In the beginning of Inevitably a Duchess, we are given the treat of seeing Jane with Nathan and Alec as young boys. And in this scene, Jane and the boys recite a bedtime chorus:
“Now then, boys, what time is it?” she asked once she was fully standing.
Alec shot up off the floor, a huge grin spreading from one side of his face to the other.
“Bed time!” he cried and made a running leap for his bed.
Nathan did the same, scrambling to get into bed, but Jane started speaking before the covers were fully pulled up to their chins.
“Little boys should be off to bed.”
“With covers thrown over their heads,” the boys chimed in response.
“And adventures they’ll find within their minds.”
“If only they go to bed!” they all finished in unison.

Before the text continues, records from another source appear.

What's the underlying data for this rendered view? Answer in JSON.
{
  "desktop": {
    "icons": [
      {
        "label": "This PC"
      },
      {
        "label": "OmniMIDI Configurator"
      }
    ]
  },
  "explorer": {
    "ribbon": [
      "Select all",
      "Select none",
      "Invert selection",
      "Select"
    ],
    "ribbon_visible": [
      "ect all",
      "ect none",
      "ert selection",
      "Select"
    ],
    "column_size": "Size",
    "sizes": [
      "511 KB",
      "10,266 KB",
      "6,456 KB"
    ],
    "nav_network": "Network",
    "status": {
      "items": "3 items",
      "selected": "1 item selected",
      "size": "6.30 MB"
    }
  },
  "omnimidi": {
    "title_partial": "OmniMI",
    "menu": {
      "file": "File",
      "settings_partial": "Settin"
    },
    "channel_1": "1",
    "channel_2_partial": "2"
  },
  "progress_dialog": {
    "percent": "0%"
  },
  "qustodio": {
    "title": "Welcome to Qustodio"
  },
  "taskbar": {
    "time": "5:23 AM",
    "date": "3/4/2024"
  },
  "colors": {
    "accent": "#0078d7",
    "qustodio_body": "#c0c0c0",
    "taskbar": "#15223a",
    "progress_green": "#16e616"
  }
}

I’ve received some notes from readers regarding this scene, asking me if it was something my mother said to me. Well, sorry, it wasn’t. I had to make this one up on the spot, because the one my mother said to me wasn’t around until the 1900s.
When this scene popped into my head, I knew I had to use the chorus that my mom used with me and now uses with the grandchildren. I find this one far better than the one I wrote, but alas, it wasn’t around in time for Jane to use it with the boys. Tell me if you’ve heard of this one:
“To bed, to bed,” said Sleepyhead.
“Oh no, oh no,” said Moe.
“Put on the pot,” said Greedygut. “We’ll eat before we go!”
See, the thing with my mother is I never know if she’s made something up or if she’s picked it up from somewhere. I knew from this bedtime ritual that her father had said it to her, so I was fairly certain it had come from somewhere else. A quick search on Google led me to this:
“Come, let’s to bed,”
“Tarry a while,” says Slow.
Sleepyhead, Slow and Greedy
“Put on the pot,”
Says the Greedy one,
“Let’s sup before we go.”
-The Little Mother Goose, 1912
I can most definitely see how this nursery rhyme became the very short rendition my mom says with the grandkids these days, but it also reflects the strength of traditions passed from one generation to the next. It was this transformation that pushed me to write something for Jane and the boys. Jane struggles with not being able to be a mother to her own natural born children. However, as seen throughout the book, Jane learns that she is, in fact, a mother in other ways. This bedtime ritual solidifies her relationship with Richard’s sons and is an added element in her blossoming character.